Run model serving in isolated containers/processes with automatic restart policies to minimize downtime during exploitation attempts.

CISA SSVC Assessment

Decision Track

Exploitation none

Automatable Yes

Technical Impact partial

Source: CISA Vulnrichment (SSVC v2.0). Decision based on the CISA Coordinator decision tree.

Classification

DoS Framework Inference AML.T0010.001 - AI Software AML.T0029 - Denial of AI Service AML.T0049 - Exploit Public-Facing Application

Compliance Impact

This CVE is relevant to:

EU AI Act

Article 9 - Risk Management System

ISO 42001

8.4 - AI System Lifecycle — Vulnerability Management

NIST AI RMF

GOVERN 6.1 - Policies for third-party AI software and dependencies MANAGE 2.2 - Mechanisms to sustain AI system performance and availability

Frequently Asked Questions

What is CVE-2023-25673?

A remotely exploitable floating point exception in TensorFlow's XLA-compiled TensorListSplit operation allows unauthenticated attackers to crash any TF serving endpoint that processes user-controlled tensor inputs — no privileges or interaction required. If your model serving infrastructure runs TF < 2.11.1/2.12.0 with XLA enabled, this is an uptime risk to production inference APIs. Patch immediately or disable XLA compilation as a temporary workaround.

Is CVE-2023-25673 actively exploited?

No confirmed active exploitation of CVE-2023-25673 has been reported, but organizations should still patch proactively.

How to fix CVE-2023-25673?

1. PATCH: Upgrade to TensorFlow 2.12.0 or 2.11.1 — the only definitive fix per the vendor advisory. 2. WORKAROUND: Disable XLA JIT compilation via tf.config.optimizer.set_jit(False) or TF_XLA_FLAGS env var until patching is feasible. 3. INPUT VALIDATION: Add server-side tensor shape and type validation before feeding inputs to XLA-compiled graphs — reject malformed or unexpected tensor list dimensions at the API boundary. 4. RATE LIMITING: Apply request rate limits and circuit breakers on model serving endpoints to reduce DoS impact. 5. DETECTION: Monitor for abnormal process crashes or restarts in TF Serving containers; alert on SIGFPE signals in model serving processes. 6. ISOLATION: Run model serving in isolated containers/processes with automatic restart policies to minimize downtime during exploitation attempts.

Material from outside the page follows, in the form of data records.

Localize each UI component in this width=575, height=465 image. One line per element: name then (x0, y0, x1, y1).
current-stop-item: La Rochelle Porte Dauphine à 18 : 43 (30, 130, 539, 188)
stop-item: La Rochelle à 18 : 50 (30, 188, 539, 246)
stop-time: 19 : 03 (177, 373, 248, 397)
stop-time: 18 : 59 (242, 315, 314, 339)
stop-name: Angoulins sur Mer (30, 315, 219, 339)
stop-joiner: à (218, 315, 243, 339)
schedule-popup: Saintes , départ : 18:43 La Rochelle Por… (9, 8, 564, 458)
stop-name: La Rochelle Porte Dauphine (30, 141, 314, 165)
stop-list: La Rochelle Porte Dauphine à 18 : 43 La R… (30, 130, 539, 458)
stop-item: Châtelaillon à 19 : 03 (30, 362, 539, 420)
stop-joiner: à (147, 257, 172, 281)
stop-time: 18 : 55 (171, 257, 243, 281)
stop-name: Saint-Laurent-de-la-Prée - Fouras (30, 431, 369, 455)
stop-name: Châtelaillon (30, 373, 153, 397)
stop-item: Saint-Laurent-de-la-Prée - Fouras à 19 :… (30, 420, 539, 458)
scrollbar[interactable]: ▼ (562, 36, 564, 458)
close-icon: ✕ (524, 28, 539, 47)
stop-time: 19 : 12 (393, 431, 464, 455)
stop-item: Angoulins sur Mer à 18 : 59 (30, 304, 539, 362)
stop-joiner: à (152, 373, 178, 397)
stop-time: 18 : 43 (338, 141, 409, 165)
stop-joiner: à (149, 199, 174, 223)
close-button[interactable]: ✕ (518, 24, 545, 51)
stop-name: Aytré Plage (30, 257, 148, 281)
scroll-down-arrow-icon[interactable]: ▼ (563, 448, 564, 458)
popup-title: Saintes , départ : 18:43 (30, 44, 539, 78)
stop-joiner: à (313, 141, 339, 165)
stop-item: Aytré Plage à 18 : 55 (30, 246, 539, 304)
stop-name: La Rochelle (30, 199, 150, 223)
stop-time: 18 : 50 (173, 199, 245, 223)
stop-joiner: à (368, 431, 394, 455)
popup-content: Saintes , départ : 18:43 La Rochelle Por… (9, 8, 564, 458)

What systems are affected by CVE-2023-25673?

This vulnerability affects the following AI/ML architecture patterns: model serving, training pipelines, inference endpoints, TPU/XLA-accelerated workloads.

What is the CVSS score for CVE-2023-25673?

CVE-2023-25673 has a CVSS v3.1 base score of 7.5 (HIGH). The EPSS exploitation probability is 0.28%.

Technical Details

NVD Description

TensorFlow is an open source platform for machine learning. Versions prior to 2.12.0 and 2.11.1 have a Floating Point Exception in TensorListSplit with XLA. A fix is included in TensorFlow version 2.12.0 and version 2.11.1.

Exploitation Scenario

An attacker identifies a publicly accessible TensorFlow Serving REST API endpoint (common in MLOps platforms, internal AI services, or SaaS products built on TF). Using knowledge of the target model's input schema — obtainable via the model's /v1/models endpoint or error messages — the attacker crafts a request containing a TensorList with edge-case numeric parameters that trigger the XLA TensorListSplit division-by-zero or invalid comparison. The FPE signal crashes the serving worker process. The attacker automates this with a simple curl/Python script to continuously restart-crash the server, achieving sustained DoS. No authentication, no ML expertise beyond basic TF API knowledge required.